When I was in elementary school, my daddy used to wake me up early on Nov. 1. We must allow extra time before going to school to take a ride through downtown Union on the morning after Halloween to see what the high school boys had done. Soaped windows and tires burned in the streets just began the pranks they had completed. Sometimes we were even awakened in the night if someone had managed to sound the fire alarm on top of the water tank behind City Hall.

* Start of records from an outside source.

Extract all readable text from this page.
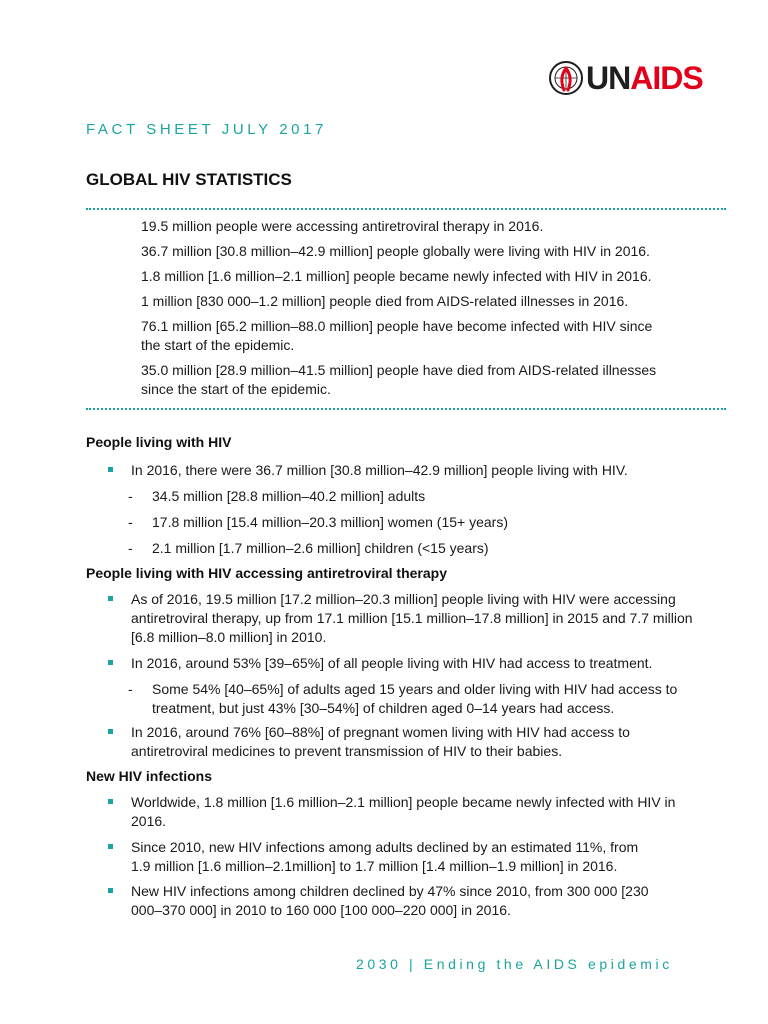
UNAIDS
FACT SHEET JULY 2017
GLOBAL HIV STATISTICS

19.5 million people were accessing antiretroviral therapy in 2016.

36.7 million [30.8 million–42.9 million] people globally were living with HIV in 2016.

1.8 million [1.6 million–2.1 million] people became newly infected with HIV in 2016.

1 million [830 000–1.2 million] people died from AIDS-related illnesses in 2016.

76.1 million [65.2 million–88.0 million] people have become infected with HIV since the start of the epidemic.

35.0 million [28.9 million–41.5 million] people have died from AIDS-related illnesses since the start of the epidemic.

People living with HIV
In 2016, there were 36.7 million [30.8 million–42.9 million] people living with HIV.
- 34.5 million [28.8 million–40.2 million] adults
- 17.8 million [15.4 million–20.3 million] women (15+ years)
- 2.1 million [1.7 million–2.6 million] children (<15 years)
People living with HIV accessing antiretroviral therapy
As of 2016, 19.5 million [17.2 million–20.3 million] people living with HIV were accessing antiretroviral therapy, up from 17.1 million [15.1 million–17.8 million] in 2015 and 7.7 million [6.8 million–8.0 million] in 2010.
In 2016, around 53% [39–65%] of all people living with HIV had access to treatment.
- Some 54% [40–65%] of adults aged 15 years and older living with HIV had access to treatment, but just 43% [30–54%] of children aged 0–14 years had access.
In 2016, around 76% [60–88%] of pregnant women living with HIV had access to antiretroviral medicines to prevent transmission of HIV to their babies.
New HIV infections
Worldwide, 1.8 million [1.6 million–2.1 million] people became newly infected with HIV in 2016.
Since 2010, new HIV infections among adults declined by an estimated 11%, from 1.9 million [1.6 million–2.1million] to 1.7 million [1.4 million–1.9 million] in 2016.
New HIV infections among children declined by 47% since 2010, from 300 000 [230 000–370 000] in 2010 to 160 000 [100 000–220 000] in 2016.
2030 | Ending the AIDS epidemic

However, all the pranks were not saved for Halloween. In an earlier column, the late Mr. Conan Whitten made reference in his memories to the time a group of boys managed to get a cow upstairs in the study hall of the h
igh school. That story has passed orally throughout the years, leaving many people curious about how that prank happened and who did it. Thanks to my uncle Beverly Ricks, who responded to that reference, we finally have answers. In a book that he has written called “From the Great Depression into the New Millennium,” he has a selection entitled “A Cow Goes to School.” With his permission, the printed story comes back to Union:
“The little stunt that will be described here indirectly involved Mr. V.D. Thomas. In the spring of 1944, some of the upperclassmen (we 10th graders merely followed along) decided to celebrate the approaching end of the school year by carrying out an ingenious little prank.
“Some of them took a rope and led Mr. Thomas’ cow out of a small pasture behind his house and led it onto the school grounds. A volunteer was hoisted up to a window of one of the rooms at the back of the school, and then he opened the back door. Some of them then pulled the cow up the back stairs – while others were pushing or twisting the cow’s tail, with the rest of us excitedly crowding along to see what was going to happen – and then led the cow along the upstairs hallway and into the study hall.
“This was a large room, and by the windows along the east side was a long rope hanging down to the floor from the very high ceiling. At the end of each class period, the study hall teacher would pull on this rope to ring a very large and loud bell located on the roof. It was just about midnight when the cow’s head was pulled upward and quickly tied to the bell rope. As the cow was released and started pulling at the rope, the school bell began to loudly ring.
“Looking out the windows, we could see a porch light come on in the principal’s house across the schoolyard, and we saw Mr. Tennyson rapidly running toward the school. This was our signal to run equally rapidly down the stairs and out the back door, where we all dispersed toward our homes!
“I never learned the outcome of this particular prank, and how the very studious cow was identified, how she was manipulated down the school stairs, and what was Mr. V.D. Thomas’ reaction when he found that his missing cow had been attending study hall at Union High School. Such shenanigans were quite common at that time, however. A later class even stole a buggy or small wagon from someone in town and hoisted it to the top of the flagpole in front of the school.”
So now, thanks to Uncle Beverly, we have the story — no names — but the story. However, the last sentence brings a further question. Is there another story about the wagon on the flagpole that we should hear?
Here are this week’s additional questions:
• The First Baptist Church auctioned off the house behind it on the northeast corner of Horne and Walnut Streets in 1963 before building the kitchen and carpeted area addition. Who had previously owned that house?
• Where was the Southland Station that McCarty and Moore opened in 1964?